Although the British agent in Baluchistan has autocratic powers whenever he finds it necessary to exercise them, the Khan of Kalat is allowed to govern the country in his own way, and to all appearances is the independent authority. He is given a subsidy of about $75,000 a year on his private account from the Indian government, and his official income averages about 500,000 rupees a year, which is equivalent to about $175,000. With this he pays the expenses of his government and maintains a bodyguard of about 250 native cavalry. Only once has the British government found it necessary to interfere in an arbitrary manner. On that occasion Khudadad, the late ruling khan, murdered his prime minister in a fit of passion, and upon investigation it was found that he had put to death also without trial a number of innocent subjects. The Viceroy of India permitted him to abdicate and gave him a generous allowance, which was much better treatment than the villain was entitled to. His son, Mir Mahmud, who succeeded him, turns out to be an excellent ruler. He is intelligent, conscientious, and has the welfare of his people at heart.

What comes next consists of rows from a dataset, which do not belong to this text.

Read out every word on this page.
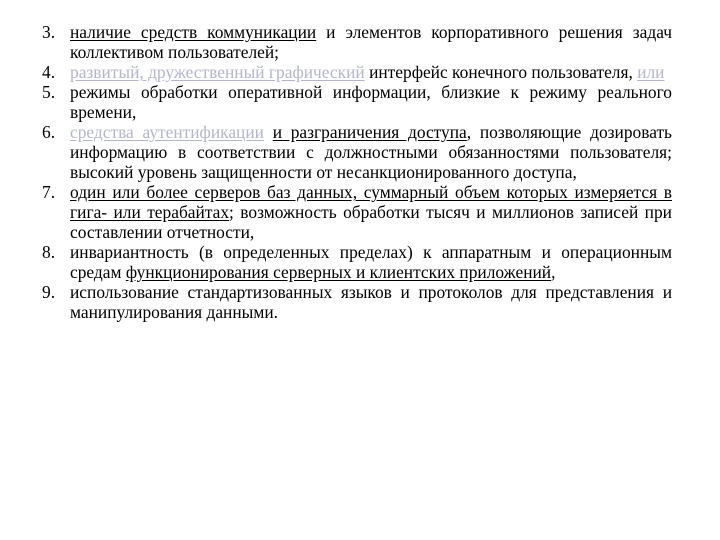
3. наличие средств коммуникации и элементов корпоративного решения задач коллективом пользователей;
4. развитый, дружественный графический интерфейс конечного пользователя, или
5. режимы обработки оперативной информации, близкие к режиму реального времени,
6. средства аутентификации и разграничения доступа, позволяющие дозировать информацию в соответствии с должностными обязанностями пользователя; высокий уровень защищенности от несанкционированного доступа,
7. один или более серверов баз данных, суммарный объем которых измеряется в гига- или терабайтах; возможность обработки тысяч и миллионов записей при составлении отчетности,
8. инвариантность (в определенных пределах) к аппаратным и операционным средам функционирования серверных и клиентских приложений,
9. использование стандартизованных языков и протоколов для представления и манипулирования данными.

There is little of interest except the political question and the peculiar appearance of the people up in that particular part of India. It has been debatable ground as far back as the earliest days of Aryan colonization. Although Peshawur is regarded as a modern city, it is mentioned by the historians who wrote up the campaigns of Alexander the Great, and if you will go up there the guides will show you where he crossed the river. The city has a population of about 80,000, of which three-fourths are Moslems. They come from every part of Asia, and the streets and bazaars swarm with quaint costumes and strange faces unlike any you have ever seen before. And what strikes a traveler most forcibly is their proud demeanor, their haughty bearing and the independent spirit expressed by every glance and every gesture. They walk like kings, these fierce, intolerant sons of the desert, and their costumes, no matter how dirty and trail-worn they may be, add to the dignity and manliness of their deportment.

They are so different, these haughty Mohammedans, from the bare-legged, barefooted, cringing, crouching creatures you see farther south. It would seem impossible for these men to stoop for any purpose, but the Bengalese, the Hindustani and the rest of the population of the southern provinces, do everything on the ground. They never use chairs or benches, but always squat upon the floor, and all their work is done upon the ground. Carpenters have no benches, and if they plane a board they place it upon the earth before them and hold it fast with their feet. The blacksmith has his anvil on the floor; the goldsmith, the tailor and even the printer use the floor for benches, and it is the desk of the letter writer and the bookkeeper.

It looks queer to see a printer squatting before a case of type, and even queerer to see a person writing a letter with a block of paper spread out before him on the ground. But that is the Hindu custom. You find it everywhere throughout India, just as you will find everybody, men, women and children, carrying their loads, no matter how light or how heavy, upon their heads. If an errand boy is sent from a shop with a parcel he never touches it with his hands, but invariably carries it on top of his turban. One morning I counted seven young chaps with "shining morning faces" on their way to school, everyone of them with his books and slate upon his head. The masons' helpers, who are mostly women, carry bricks and mortar upon their heads instead of in hods on their shoulders, and it is remarkable what heavy loads their spines will support. At the railway stations the luggage and freight is carried the same way. The necks and backs of the natives are developed at a very early age. If a porter can get assistance to hoist it to the top of his head he will stagger along under any burden all right. I have seen eight men under a grand piano and two men under a big American roller top desk, and in Calcutta, where one of the street railway companies was extending its tracks, I saw the workmen carry the rails upon their heads.